Comment évaluez-vous l’impact du projet de réforme sur le nombre et le type de sanctions en disponibilité active et passive délivrées par le Forem ? Quels sont les chiffres de nombre de sanctions par type et gravité délivrées par le Forem en 2019 ? Pouvez-vous vous engager par rapport au fait qu’à l’horizon de 2023 cette réforme diminuera le nombre et la gravité des sanctions délivrées par le Forem par rapport à la situation en 2019 ?

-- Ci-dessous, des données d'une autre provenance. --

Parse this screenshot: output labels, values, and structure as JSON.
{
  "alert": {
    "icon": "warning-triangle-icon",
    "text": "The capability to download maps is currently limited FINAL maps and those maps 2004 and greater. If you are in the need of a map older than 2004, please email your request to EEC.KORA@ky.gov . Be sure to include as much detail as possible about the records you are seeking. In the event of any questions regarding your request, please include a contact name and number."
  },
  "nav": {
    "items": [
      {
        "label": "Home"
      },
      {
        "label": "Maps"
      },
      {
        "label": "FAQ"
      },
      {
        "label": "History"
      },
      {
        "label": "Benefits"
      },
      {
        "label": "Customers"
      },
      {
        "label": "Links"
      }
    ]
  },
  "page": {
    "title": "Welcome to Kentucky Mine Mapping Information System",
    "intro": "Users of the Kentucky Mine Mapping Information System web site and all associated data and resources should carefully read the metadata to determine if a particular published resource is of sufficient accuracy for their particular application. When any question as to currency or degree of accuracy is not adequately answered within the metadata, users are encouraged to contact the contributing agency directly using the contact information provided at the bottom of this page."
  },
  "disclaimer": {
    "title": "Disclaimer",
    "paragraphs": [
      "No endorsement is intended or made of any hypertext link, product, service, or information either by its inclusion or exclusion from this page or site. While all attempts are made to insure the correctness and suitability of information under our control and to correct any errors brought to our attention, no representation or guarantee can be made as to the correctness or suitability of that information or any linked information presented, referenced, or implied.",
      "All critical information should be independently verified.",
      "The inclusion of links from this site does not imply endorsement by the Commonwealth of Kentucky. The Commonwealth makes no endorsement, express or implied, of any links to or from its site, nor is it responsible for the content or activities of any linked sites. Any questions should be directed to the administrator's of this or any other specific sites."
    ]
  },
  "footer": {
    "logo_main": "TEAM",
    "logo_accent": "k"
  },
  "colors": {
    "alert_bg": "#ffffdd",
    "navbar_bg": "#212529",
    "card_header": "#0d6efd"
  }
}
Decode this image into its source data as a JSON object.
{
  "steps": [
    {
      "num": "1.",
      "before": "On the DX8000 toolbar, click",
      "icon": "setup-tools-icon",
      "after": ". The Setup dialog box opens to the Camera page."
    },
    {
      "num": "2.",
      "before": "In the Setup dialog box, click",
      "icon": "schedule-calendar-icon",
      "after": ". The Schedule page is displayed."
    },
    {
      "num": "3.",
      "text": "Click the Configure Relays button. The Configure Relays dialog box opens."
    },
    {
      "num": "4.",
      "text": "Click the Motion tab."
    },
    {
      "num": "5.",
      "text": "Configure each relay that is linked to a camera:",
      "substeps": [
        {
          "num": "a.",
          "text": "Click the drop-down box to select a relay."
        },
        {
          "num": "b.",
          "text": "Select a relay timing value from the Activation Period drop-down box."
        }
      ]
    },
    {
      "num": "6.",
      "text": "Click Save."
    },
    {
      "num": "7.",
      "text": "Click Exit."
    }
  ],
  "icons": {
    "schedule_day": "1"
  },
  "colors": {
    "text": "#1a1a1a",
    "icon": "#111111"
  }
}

Il est question de l’avenir de l’accompagnement et non de son passé. J’ai la conviction que cette réforme réduira significativement le nombre de sanctions délivrées à l’encontre des demandeurs d’emploi. C’est avec cette volonté qu’il a été décidé d’articuler les missions d’accompagnement et de contrôle du Forem. Non pas pour assurer un contrôle permanent des chômeurs mais, bien au contraire, afin de tout mettre en œuvre pour que le demandeur d’emploi ne se trouve pas dans une situation potentielle de sanction. Comme je l’ai déjà indiqué, cette intégration offre l’opportunité au demandeur d’emploi ne plus voir sa disponibilité contrôlée par le service Contrôle du Forem. En outre, l’accompagnement renforcera la mobilisation et la motivation du chercheur d’emploi, lequel sera étroitement associé à l’élaboration, la mise en œuvre et l’évolution de son parcours d’insertion. La réforme vise à offrir un accompagnement adapté aux profil, besoins, aspirations et environnement du demandeur d’emploi. Je suis convaincue que cette philosophie, qui est explicitement transcrite dans le projet de décret qui porte la réforme, augmentera la qualité de l’accompagnement proposé aux travailleurs sans emploi et diminuera le nombre de sanctions délivrées dans le cadre du contrôle de la disponibilité.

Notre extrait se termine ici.